My scenario is: I have many MOV files from iPhone with the names of IMG_0001.MOV, IMG_0002.MOV, etc.  I wanted to rename them with the date/time of the video taken, in the format of "yyyy-mm-dd hh-mm-ss.mov" (e.g. "2015-06-13 10-30-25.mov").  I wanted to use local time instead of UTC (GMT time).

The workflow is very simple:
1) Get the file names in "./Media" folder (where all the MOV files are).
2) For each file, use "exiftool -ContentCreateDate" command to extract the creation date/time, which has the time in local time format.
3) Use the exiftool output to construct the filename I want.
4) Rename the file

Here's the file structure:

C:\Temp\exiftool.exe
C:\Temp\rename.vbs
C:\Temp\Media\IMG_0001.MOV
C:\Temp\Media\IMG_0002.MOV
...

To run the program, open a command prompt at "C:\Temp" and type "cscript rename.vbs".


Set objFSO = CreateObject("Scripting.FileSystemObject")

' .\Media is where I keep the *.MOV files
objStartFolder = ".\Media"

Set objFolder = objFSO.GetFolder(objStartFolder)

Set objShell = CreateObject("WScript.Shell")

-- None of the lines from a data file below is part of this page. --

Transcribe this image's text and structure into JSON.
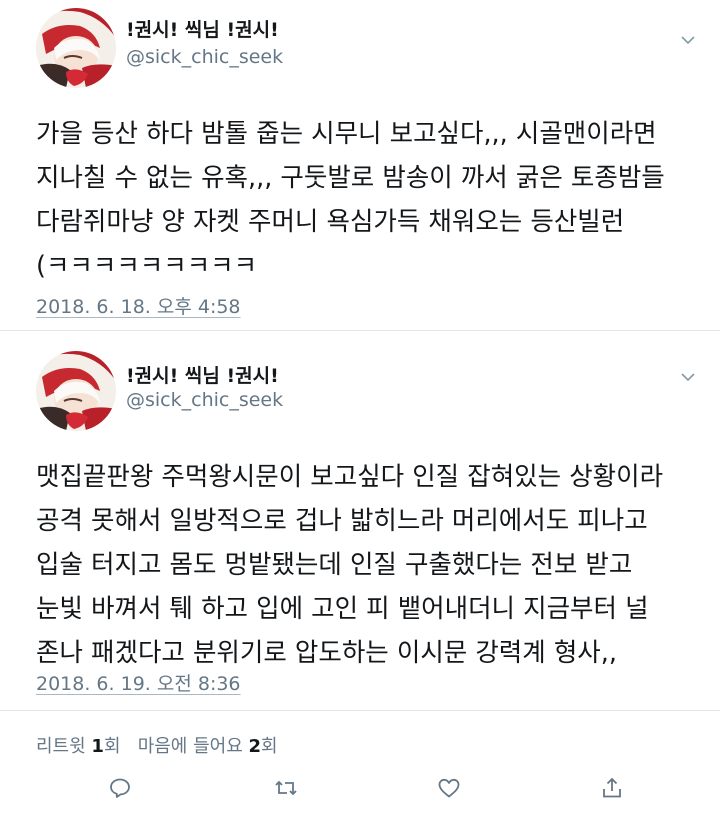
{
  "tweets": [
    {
      "display_name": "!권시! 씩님 !권시!",
      "handle": "@sick_chic_seek",
      "text_lines": [
        "가을 등산 하다 밤톨 줍는 시무니 보고싶다,,, 시골맨이라면",
        "지나칠 수 없는 유혹,,, 구둣발로 밤송이 까서 굵은 토종밤들",
        "다람쥐마냥 양 자켓 주머니 욕심가득 채워오는 등산빌런",
        "(ㅋㅋㅋㅋㅋㅋㅋㅋㅋ"
      ],
      "timestamp": "2018. 6. 18. 오후 4:58"
    },
    {
      "display_name": "!권시! 씩님 !권시!",
      "handle": "@sick_chic_seek",
      "text_lines": [
        "맷집끝판왕 주먹왕시문이 보고싶다 인질 잡혀있는 상황이라",
        "공격 못해서 일방적으로 겁나 밟히느라 머리에서도 피나고",
        "입술 터지고 몸도 멍밭됐는데 인질 구출했다는 전보 받고",
        "눈빛 바껴서 퉤 하고 입에 고인 피 뱉어내더니 지금부터 널",
        "존나 패겠다고 분위기로 압도하는 이시문 강력계 형사,,"
      ],
      "timestamp": "2018. 6. 19. 오전 8:36"
    }
  ],
  "stats": {
    "retweet_label": "리트윗",
    "retweet_count": "1",
    "retweet_unit": "회",
    "like_label": "마음에 들어요",
    "like_count": "2",
    "like_unit": "회"
  },
  "actions": [
    "reply-icon",
    "retweet-icon",
    "like-icon",
    "share-icon"
  ],
  "colors": {
    "text": "#14171a",
    "secondary": "#657786",
    "divider": "#e1e8ed",
    "avatar_red": "#b8202a"
  }
}
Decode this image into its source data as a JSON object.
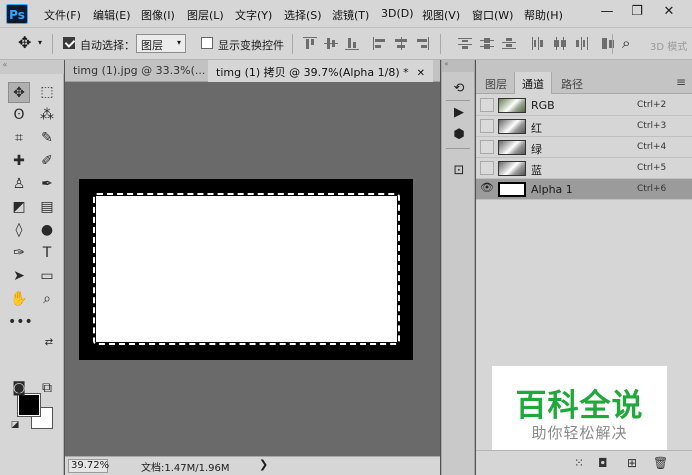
{
  "app": {
    "logo": "Ps"
  },
  "menu": [
    "文件(F)",
    "编辑(E)",
    "图像(I)",
    "图层(L)",
    "文字(Y)",
    "选择(S)",
    "滤镜(T)",
    "3D(D)",
    "视图(V)",
    "窗口(W)",
    "帮助(H)"
  ],
  "window_controls": {
    "minimize": "—",
    "restore": "❐",
    "close": "✕"
  },
  "options": {
    "auto_select_label": "自动选择：",
    "auto_select_checked": true,
    "auto_select_value": "图层",
    "show_transform_label": "显示变换控件",
    "show_transform_checked": false,
    "mode_3d_label": "3D 模式"
  },
  "tabs": [
    {
      "label": "timg (1).jpg @ 33.3%(...",
      "active": false
    },
    {
      "label": "timg (1) 拷贝 @ 39.7%(Alpha 1/8) *",
      "active": true
    }
  ],
  "status": {
    "zoom": "39.72%",
    "doc": "文档:1.47M/1.96M",
    "arrow": "❯"
  },
  "panel": {
    "tabs": [
      "图层",
      "通道",
      "路径"
    ],
    "active_tab": "通道",
    "channels": [
      {
        "name": "RGB",
        "shortcut": "Ctrl+2",
        "visible": false,
        "selected": false,
        "thumb": "color"
      },
      {
        "name": "红",
        "shortcut": "Ctrl+3",
        "visible": false,
        "selected": false,
        "thumb": "gray"
      },
      {
        "name": "绿",
        "shortcut": "Ctrl+4",
        "visible": false,
        "selected": false,
        "thumb": "gray"
      },
      {
        "name": "蓝",
        "shortcut": "Ctrl+5",
        "visible": false,
        "selected": false,
        "thumb": "gray"
      },
      {
        "name": "Alpha 1",
        "shortcut": "Ctrl+6",
        "visible": true,
        "selected": true,
        "thumb": "alpha"
      }
    ]
  },
  "watermark": {
    "title": "百科全说",
    "subtitle": "助你轻松解决"
  },
  "colors": {
    "foreground": "#000000",
    "background": "#ffffff",
    "watermark_green": "#21a83b"
  }
}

Set colFiles = objFolder.Files

For Each objFile in colFiles
' Use exiftool to get the ContentCreateDate tag
Set objWshScriptExec = objShell.Exec("exiftool -ContentCreateDate " & objFile)
Set objStdOut = objWshScriptExec.StdOut
strOutput = objStdOut.ReadAll

strYear = mid(strOutput, 35, 4)
strMonth = mid(strOutput, 40, 2)
strDay = mid(strOutput, 43, 2)
strHour = mid(strOutput, 46, 2)
strMinute = mid(strOutput, 49, 2)
strSecond = mid(strOutput, 52, 2)

strNewName = strYear & "-" & strMonth & "-" & strDay & " " & strHour & "-" & strMinute & "-" & strSecond & ".mov"
strCmd = "%COMSPEC% /c ren " & objFile & " " & chr(34) & strNewName & chr(34)
objShell.Exec (strCmd)
Next

Phil Harvey

...where DIR is the name of a directory/folder containing the images.  On Mac/Linux/PowerShell, use single quotes (') instead of double quotes (") around arguments containing a dollar sign ($).

helloguys

Thanks Phil for pointing this out.

Yes, the clumsy script can be replaced with a single command:

exiftool "-FileName<ContentCreateDate" -d "%Y-%m-%d %H-%M-%S%%-c.%%le" .\media

I guess the point is - if the media file has 'ContentCreateDate' tag available, that seems to be the best option to retrieve the local time.  Using "globalshift" might produce wrong time if media files are from different timezones.